The “Old Vine” was great right out of the bottle and did not need any decanting. The nose was full of licorice, cherry, spicy oak and a subtle hint of flowers (violets). On the palate the wine explodes with spicy blackberry, raspberry, and black cherry. The fruit mingles nicely with the oak from the barrels the wine was aged in before bottling, lending structure (tannin) and spiciness to the wine. Overall it was well balanced, albeit on a high level with vibrant acidity, noticeable tannins, and ample fruit. There is an abundance of alcohol at 15.2%, but surprisingly without the heat.

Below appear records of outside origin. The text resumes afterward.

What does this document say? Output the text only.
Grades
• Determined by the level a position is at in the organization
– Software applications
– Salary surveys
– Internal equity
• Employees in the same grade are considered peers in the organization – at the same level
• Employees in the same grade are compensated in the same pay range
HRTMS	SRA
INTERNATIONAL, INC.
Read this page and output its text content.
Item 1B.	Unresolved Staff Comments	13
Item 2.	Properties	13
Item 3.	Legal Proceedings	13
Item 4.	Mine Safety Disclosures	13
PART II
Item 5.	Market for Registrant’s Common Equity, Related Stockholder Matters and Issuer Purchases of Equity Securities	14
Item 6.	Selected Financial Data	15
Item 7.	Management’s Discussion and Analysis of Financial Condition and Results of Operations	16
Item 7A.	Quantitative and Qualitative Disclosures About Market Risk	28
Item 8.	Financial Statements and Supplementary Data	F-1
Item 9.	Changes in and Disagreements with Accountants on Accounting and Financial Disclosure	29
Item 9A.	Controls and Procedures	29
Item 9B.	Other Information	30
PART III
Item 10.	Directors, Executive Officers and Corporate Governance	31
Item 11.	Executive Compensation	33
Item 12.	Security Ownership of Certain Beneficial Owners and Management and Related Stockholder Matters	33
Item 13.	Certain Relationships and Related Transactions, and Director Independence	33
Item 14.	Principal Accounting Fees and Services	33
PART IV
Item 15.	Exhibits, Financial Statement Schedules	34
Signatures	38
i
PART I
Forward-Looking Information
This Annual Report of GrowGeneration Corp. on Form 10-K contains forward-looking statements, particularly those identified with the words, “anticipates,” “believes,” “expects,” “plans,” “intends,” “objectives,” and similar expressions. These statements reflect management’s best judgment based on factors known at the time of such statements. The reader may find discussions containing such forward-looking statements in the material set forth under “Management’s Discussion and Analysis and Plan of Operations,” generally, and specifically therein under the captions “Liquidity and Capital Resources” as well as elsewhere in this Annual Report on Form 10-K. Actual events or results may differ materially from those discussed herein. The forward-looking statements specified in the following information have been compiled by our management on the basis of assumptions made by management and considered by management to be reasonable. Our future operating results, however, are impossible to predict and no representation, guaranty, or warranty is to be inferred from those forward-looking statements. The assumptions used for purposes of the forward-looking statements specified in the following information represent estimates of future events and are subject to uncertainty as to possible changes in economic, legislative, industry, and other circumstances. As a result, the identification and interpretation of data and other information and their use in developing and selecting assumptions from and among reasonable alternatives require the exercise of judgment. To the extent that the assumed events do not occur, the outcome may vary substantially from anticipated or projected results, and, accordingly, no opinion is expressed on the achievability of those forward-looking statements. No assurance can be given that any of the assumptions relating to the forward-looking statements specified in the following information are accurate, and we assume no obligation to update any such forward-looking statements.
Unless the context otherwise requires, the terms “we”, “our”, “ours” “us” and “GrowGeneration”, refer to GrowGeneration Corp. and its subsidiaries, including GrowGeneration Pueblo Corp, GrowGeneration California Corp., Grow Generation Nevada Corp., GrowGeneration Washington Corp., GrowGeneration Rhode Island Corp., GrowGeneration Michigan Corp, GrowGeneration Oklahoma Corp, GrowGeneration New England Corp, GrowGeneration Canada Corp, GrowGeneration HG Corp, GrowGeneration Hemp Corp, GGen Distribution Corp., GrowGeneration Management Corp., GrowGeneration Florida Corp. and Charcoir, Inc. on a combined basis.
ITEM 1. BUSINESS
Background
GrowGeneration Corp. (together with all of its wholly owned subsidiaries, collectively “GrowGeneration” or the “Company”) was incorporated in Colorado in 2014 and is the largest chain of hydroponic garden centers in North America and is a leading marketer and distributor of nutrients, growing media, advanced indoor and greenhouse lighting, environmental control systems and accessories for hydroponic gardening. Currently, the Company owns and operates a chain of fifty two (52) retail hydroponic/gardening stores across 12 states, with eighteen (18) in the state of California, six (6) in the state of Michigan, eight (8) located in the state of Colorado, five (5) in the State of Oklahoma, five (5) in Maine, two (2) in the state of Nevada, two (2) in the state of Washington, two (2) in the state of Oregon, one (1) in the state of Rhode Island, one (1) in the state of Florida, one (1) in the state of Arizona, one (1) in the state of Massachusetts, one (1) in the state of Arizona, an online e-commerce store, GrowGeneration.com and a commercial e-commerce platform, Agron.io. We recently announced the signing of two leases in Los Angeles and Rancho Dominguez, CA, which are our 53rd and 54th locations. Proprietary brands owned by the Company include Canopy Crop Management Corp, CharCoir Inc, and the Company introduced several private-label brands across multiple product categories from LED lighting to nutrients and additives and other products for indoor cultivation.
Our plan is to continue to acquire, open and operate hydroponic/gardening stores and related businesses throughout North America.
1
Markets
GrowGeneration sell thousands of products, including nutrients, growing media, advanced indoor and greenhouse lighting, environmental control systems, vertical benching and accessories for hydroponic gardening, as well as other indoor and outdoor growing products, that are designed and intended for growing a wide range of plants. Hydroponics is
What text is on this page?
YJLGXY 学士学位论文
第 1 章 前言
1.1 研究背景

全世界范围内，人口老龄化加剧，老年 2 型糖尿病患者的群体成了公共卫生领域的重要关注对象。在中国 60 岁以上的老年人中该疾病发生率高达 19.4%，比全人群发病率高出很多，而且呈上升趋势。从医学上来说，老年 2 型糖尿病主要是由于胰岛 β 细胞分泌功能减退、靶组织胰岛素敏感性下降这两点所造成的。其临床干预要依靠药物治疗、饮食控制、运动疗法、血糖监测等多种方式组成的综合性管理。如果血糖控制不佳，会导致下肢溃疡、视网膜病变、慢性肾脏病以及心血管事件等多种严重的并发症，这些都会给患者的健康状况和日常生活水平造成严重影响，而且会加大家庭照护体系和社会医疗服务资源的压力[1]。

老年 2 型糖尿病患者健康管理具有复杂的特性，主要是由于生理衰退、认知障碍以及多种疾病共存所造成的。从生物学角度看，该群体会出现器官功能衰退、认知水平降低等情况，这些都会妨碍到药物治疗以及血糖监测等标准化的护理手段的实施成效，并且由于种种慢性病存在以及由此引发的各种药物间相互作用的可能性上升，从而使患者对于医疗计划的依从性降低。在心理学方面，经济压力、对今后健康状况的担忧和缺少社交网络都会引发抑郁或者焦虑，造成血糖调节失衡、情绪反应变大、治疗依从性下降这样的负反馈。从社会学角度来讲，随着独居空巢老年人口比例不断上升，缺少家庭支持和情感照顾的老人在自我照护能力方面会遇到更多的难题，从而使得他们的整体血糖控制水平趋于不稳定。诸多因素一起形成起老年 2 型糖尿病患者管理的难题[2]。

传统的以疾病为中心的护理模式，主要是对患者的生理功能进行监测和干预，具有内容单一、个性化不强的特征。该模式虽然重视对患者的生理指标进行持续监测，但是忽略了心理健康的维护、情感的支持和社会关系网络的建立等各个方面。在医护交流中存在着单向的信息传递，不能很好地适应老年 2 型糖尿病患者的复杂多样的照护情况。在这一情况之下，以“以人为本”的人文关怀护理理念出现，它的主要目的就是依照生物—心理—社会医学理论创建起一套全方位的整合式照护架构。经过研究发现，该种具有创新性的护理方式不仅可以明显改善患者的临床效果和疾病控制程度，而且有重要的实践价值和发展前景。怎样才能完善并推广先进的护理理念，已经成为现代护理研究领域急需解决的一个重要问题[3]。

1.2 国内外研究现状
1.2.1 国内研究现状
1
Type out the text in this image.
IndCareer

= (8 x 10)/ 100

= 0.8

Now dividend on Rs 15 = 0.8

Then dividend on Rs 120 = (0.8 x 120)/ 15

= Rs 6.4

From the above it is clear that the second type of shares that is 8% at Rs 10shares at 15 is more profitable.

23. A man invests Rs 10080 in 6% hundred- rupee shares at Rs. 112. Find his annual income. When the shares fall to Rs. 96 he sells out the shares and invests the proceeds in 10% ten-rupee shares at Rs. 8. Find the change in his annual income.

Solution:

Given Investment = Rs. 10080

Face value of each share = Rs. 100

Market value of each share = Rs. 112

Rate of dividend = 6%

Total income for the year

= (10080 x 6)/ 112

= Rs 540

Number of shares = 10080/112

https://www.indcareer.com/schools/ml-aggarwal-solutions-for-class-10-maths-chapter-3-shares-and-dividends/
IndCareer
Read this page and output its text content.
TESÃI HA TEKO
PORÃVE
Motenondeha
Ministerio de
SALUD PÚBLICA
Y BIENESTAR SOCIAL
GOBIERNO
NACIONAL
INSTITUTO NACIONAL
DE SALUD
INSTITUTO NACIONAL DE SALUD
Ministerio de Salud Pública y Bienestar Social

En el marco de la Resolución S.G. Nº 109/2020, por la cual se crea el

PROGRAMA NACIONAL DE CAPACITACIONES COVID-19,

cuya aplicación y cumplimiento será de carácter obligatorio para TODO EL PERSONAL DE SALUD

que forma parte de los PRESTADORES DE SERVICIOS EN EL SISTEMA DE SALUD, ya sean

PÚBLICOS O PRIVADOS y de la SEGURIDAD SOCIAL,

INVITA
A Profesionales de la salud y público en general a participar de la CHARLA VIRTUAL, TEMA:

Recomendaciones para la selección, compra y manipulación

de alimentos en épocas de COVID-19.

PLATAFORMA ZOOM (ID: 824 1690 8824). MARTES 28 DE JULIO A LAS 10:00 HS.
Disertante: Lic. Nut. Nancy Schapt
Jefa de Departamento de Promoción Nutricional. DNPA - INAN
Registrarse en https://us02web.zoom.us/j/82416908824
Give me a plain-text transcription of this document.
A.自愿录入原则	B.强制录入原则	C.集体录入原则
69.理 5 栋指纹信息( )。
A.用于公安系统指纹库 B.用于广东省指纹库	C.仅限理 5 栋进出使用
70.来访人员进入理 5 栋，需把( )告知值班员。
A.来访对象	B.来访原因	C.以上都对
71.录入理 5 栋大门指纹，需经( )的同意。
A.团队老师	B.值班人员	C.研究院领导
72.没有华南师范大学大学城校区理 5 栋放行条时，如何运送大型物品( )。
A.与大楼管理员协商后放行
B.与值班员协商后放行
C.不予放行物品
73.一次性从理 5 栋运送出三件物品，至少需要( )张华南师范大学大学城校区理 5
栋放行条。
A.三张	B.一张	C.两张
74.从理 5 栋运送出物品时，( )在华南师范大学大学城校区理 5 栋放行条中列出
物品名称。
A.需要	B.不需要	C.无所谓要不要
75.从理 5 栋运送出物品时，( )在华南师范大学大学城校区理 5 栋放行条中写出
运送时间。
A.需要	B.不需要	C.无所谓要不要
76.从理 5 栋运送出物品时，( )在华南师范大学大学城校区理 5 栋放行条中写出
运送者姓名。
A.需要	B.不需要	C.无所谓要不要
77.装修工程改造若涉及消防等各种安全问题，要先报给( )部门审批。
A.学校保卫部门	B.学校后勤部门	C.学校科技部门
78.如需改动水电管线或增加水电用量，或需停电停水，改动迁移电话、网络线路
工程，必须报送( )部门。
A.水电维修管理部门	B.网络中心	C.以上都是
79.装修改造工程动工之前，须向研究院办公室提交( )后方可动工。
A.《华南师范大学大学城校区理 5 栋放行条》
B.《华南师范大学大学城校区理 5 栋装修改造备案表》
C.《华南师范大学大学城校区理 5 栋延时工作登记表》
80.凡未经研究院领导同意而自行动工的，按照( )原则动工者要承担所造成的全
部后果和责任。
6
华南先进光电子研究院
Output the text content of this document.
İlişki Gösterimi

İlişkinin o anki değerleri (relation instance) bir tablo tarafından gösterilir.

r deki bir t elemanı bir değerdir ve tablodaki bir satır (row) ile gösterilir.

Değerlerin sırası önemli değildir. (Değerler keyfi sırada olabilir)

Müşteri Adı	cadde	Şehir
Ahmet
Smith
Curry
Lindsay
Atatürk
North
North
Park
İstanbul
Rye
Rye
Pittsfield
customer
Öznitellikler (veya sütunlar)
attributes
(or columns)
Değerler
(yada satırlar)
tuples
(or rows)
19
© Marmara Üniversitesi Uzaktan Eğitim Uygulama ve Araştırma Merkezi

The Seghesio story starts when Edoardo moved to Sonoma from the Piedmont region of Italy in the late 1800’s. Rich in tradition, Edoardo took with him his heritage and knowledge of growing grapes and making wine to California. He started a family and settled in the Dry Creek Valley just west of Healdsburg. Four generations later, the Seghesio family still runs one of the most successful and longest running wineries in California. They make a variety of excellent and well received Red Zinfandels, as well as other Italian varietals such as Sangiovese (Chianti), Arneis, Barbera, and Pinot Grigio. A few times a year I will have the entry level Zinfandel, the Sonoma County bottling ($15-20) and is one of my favorite go to Zinfandels. The Cortina is another of their bottlings I have had and is also excellent. It’s great to know that of the 5 Red Zinfandels they make, they are all distinctly different.

The oldest of these “Old Vines” were planted in 1895 and together average 90 years in age. The Seghesio family owns many of the oldest vines in California. Old vines bear less fruit than your average 10-20 year old vine. But, with that age you get more complex and distinct fruit than the younger vines can produce. This is because all of the nutrients are focused to fewer grape bunches, thus concentrating the flavors and characteristics into those fewer grape bunches. Old vine Zinfandels are not too common but can be found with a little effort.